According to a recent UN assessment, the Ethiopian government and Tigray fighters have been exchanging fire since early November 2020, resulting in hundreds of deaths and over 400,000 people fearing hunger.

Since June, when fighters retook most of Tigray and expanded into adjacent provinces, the war has dramatically intensified. The fighters have amassed sympathizers and are on their way to Addis Ababa, the Ethiopian capital.

Who are the warriors from Tigray?

From militiamen to rulers, there are many different types of people that serve in the military.

The Tigray People's Liberation Front was formed by a small number of fighters in the mid-1970s (TPLF). They pledged to fight for the rights of Tigrayans, a minor ethnic group that makes up just 5% of the population and has long been ignored by the government.

During the 1980s, the TPLF posed a severe threat to Ethiopia's Marxist military regime. In 1991, the Ethiopian People's Revolutionary Democratic Front (EPRDF), a coalition of armed groups, ousted the Soviet-backed government.
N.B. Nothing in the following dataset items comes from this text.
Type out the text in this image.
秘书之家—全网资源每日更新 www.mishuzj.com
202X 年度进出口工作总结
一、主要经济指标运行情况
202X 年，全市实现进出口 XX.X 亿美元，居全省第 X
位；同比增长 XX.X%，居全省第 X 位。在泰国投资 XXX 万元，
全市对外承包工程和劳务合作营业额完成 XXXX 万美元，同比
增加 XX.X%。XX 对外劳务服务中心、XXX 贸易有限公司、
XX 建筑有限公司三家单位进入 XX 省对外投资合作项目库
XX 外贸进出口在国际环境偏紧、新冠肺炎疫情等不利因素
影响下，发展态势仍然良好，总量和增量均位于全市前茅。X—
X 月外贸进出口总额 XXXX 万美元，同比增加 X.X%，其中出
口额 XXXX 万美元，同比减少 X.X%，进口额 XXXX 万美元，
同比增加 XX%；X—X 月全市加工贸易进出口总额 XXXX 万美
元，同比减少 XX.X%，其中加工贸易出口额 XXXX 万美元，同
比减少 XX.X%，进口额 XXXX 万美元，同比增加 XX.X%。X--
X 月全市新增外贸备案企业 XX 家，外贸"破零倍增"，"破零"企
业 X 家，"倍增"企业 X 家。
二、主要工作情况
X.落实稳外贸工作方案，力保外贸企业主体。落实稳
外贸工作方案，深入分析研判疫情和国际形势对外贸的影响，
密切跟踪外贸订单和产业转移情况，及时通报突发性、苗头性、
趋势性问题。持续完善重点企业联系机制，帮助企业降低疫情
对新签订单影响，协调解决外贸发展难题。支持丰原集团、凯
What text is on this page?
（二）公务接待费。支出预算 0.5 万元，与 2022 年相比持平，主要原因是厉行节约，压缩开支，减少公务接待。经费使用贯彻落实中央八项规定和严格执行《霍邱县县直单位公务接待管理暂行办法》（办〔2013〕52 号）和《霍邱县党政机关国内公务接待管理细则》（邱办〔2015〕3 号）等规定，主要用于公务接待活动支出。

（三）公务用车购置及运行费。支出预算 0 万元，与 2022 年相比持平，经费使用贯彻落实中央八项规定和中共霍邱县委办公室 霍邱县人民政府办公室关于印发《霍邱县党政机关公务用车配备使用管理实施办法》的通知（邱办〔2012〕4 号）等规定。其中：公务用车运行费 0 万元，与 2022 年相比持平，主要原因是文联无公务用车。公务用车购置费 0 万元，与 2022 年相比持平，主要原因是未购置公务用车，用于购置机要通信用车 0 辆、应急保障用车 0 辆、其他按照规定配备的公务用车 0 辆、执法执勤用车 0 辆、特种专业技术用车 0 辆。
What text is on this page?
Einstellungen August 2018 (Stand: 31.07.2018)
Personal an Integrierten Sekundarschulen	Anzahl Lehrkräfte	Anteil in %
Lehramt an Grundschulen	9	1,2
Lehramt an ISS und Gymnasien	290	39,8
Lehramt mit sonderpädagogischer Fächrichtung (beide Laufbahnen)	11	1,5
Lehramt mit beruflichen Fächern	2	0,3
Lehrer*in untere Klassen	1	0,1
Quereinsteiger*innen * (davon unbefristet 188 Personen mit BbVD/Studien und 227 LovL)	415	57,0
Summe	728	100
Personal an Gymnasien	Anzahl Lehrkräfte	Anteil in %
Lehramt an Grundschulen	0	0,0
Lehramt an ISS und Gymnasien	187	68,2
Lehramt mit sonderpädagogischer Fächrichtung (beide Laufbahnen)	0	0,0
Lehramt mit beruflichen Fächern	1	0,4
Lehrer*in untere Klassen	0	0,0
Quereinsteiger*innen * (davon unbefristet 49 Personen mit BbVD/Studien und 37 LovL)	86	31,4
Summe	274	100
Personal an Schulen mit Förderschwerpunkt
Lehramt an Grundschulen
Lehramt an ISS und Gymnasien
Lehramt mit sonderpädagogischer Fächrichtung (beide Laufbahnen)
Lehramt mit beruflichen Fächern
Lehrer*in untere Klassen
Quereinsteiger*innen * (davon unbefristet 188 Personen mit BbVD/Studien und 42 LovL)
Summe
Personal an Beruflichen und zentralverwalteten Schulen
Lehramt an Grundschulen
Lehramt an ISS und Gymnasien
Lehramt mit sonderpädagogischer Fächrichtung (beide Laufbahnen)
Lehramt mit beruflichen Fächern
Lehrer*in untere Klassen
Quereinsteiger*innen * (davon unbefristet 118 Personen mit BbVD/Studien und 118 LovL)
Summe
The coalition subsequently started to govern Ethiopia under a federal structure, with the TPLF dominating politics for over three decades and exerting power over the other organizations.

Meles Zenawi, the Tigrayan leader, served as Ethiopia's interim president from 1991 until 1995 when he was elected Prime Minister in a tumultuous election. He ruled until his death in 2012, when Hailemariam Desalegn replaced him. Ethiopia's economy grew during this period, but the government suppressed opposition.

The EPRDF administration guided the nation through droughts and famines and a border conflict with Eritrea in 1998-2000. During this period, human rights worsened, with opposition parties accusing the government of persecution and corruption, feeding widespread dissatisfaction.

Hailemariam stepped down in early 2018 after years of anti-government demonstrations from various ethnic groups had severely harmed the EPRDF government's credibility. Abiy Ahmed, an Oromo ethnic group member, was chosen as his successor by the EPRDF and was elected Prime Minister.

Abiy, a non-Tigrinyan politician with no links to the TPLF, was well-liked. He deposed several Tigrayan officials, prosecuted several with corruption, and enacted a series of political reforms that effectively put the TPLF out of business. Abiy quit the EPRDF coalition government in late 2019 and formed the Prosperity Party (PP). The TPLF retreated to their stronghold, refusing to join the organization.

The TPLF and several other opposition leaders accused Abiy of postponing the vote to continue in power after the COVID-19 outbreak postponed the 2020 general election. Despite the postponement, regional elections in Tigray are scheduled until September 2020. The federal government started withholding payments from the regional government a month later.

TPLF troops have been suspected of attacking and looting federal military posts in the area as early as November 2020. Abiy launched Operation Law Enforcement in Tigray, promising to eliminate TPLF militants quickly.

However, the Ethiopian army has been beset with defeats since June 2021 and has been forced to retreat from Tigray. Now, as the front line is closing in on Addis Ababa, the prime minister is urging inhabitants to prepare to protect the city.

Even if the Tigray fighters hold the upper hand, seizing Addis Ababa will be difficult. Other Ethiopians are likely to oppose them, fearful of a party that has dominated the nation for almost three decades returning to power.